A physical segment is an area of memory in which all locations are contiguous and share the same segment address. A segment always begins on a 16-byte (paragraph) boundary (unless an alignment attribute is specified with ALIGN). While 16-bit segments can occupy up to 64K (kilobytes), 32-bit segments can be as large as 4 gigabytes.
Segments reflect the architecture of the original 8086 processor. Prior to the 80386 processors and OS/2 2.x, assembly-language programming meant using segmented memory. A flat address space is now available on 80386/486 processors in 32-bit mode. This space is still segmented at the hardware level, but it allows you to ignore most segmentation concerns.
Segments provide a means for associating similar kinds of data. Most programs have segments for code, data, constant data, and the stack. These logical segments are allocated by the assembler at assembly time.

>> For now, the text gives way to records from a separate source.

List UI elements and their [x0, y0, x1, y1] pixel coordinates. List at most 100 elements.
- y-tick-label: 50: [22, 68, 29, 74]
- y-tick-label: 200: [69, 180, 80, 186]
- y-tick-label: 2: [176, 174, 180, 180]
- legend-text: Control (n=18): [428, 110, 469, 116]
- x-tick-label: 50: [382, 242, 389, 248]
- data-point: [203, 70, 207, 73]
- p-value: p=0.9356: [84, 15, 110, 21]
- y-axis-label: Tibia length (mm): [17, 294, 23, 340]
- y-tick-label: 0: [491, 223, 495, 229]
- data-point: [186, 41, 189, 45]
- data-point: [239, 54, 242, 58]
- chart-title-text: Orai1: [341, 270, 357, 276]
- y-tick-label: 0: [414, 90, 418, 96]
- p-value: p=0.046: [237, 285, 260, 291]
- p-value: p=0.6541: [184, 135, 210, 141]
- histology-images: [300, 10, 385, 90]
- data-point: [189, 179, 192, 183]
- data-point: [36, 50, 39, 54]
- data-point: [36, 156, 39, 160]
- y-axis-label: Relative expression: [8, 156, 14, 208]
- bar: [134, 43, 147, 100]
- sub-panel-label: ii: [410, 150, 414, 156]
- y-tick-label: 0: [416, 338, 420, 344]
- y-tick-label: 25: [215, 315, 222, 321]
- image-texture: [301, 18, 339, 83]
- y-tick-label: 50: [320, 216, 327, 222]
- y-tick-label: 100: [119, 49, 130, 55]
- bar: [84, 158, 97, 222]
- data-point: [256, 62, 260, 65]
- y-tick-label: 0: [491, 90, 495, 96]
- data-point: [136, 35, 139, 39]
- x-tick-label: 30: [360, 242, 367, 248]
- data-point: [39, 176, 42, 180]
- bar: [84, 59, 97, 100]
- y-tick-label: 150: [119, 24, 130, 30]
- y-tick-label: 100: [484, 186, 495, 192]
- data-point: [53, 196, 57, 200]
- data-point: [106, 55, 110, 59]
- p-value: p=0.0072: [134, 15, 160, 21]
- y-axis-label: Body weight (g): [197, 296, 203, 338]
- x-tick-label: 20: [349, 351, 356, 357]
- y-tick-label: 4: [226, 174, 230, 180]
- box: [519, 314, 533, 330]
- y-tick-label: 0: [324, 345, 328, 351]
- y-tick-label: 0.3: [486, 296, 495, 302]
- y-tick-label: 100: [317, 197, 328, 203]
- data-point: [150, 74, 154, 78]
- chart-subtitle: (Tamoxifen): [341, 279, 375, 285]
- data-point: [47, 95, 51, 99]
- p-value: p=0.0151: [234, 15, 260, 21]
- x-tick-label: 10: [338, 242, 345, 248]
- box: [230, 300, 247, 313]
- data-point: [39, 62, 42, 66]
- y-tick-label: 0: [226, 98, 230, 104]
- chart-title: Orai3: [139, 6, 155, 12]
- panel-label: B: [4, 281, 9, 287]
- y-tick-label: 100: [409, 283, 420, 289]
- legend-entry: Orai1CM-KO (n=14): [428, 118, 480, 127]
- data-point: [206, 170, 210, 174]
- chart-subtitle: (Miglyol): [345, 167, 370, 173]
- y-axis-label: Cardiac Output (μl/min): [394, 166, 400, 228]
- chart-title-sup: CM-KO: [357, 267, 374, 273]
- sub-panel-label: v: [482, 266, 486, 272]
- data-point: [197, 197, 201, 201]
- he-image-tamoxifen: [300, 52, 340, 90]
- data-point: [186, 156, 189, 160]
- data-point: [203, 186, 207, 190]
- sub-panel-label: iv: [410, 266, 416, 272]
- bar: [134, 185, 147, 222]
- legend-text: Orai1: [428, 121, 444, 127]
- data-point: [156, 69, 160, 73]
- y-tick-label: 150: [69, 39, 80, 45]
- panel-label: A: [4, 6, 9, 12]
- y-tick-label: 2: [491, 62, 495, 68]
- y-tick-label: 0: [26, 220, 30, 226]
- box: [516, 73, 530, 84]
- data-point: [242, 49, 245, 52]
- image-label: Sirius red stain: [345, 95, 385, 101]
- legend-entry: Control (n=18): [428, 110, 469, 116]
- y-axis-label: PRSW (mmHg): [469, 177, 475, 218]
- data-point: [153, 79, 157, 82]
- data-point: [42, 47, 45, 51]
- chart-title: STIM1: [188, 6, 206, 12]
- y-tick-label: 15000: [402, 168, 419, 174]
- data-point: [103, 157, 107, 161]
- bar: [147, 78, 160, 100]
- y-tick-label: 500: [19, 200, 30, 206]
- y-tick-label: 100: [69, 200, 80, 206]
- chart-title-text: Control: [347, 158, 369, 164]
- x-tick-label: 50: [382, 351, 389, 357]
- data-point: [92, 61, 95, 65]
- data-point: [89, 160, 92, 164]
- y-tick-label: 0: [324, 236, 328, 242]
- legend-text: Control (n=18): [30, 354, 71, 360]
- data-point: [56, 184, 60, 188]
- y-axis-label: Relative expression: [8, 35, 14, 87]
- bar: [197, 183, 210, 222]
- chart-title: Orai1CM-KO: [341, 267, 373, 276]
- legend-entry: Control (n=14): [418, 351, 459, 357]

You can define segments in two ways: with simplified segment directives and with full segment definitions. You can also use both kinds of segment definitions in the same program.
Summary: Simplified segment directives are easier to use than full segment definitions.
Simplified segment directives hide many of the details of segment definition and assume the same conventions used by Microsoft high-level languages. (See Section 2.2.) The simplified segment directives generate necessary code, specify segment attributes, and arrange segment order.
Full segment definitions require more complex syntax but provide more complete control over how the assembler generates segments. (See Section 2.3.) If you use full segment definitions, you must write code to handle all the tasks performed automatically by the simplified segment directives.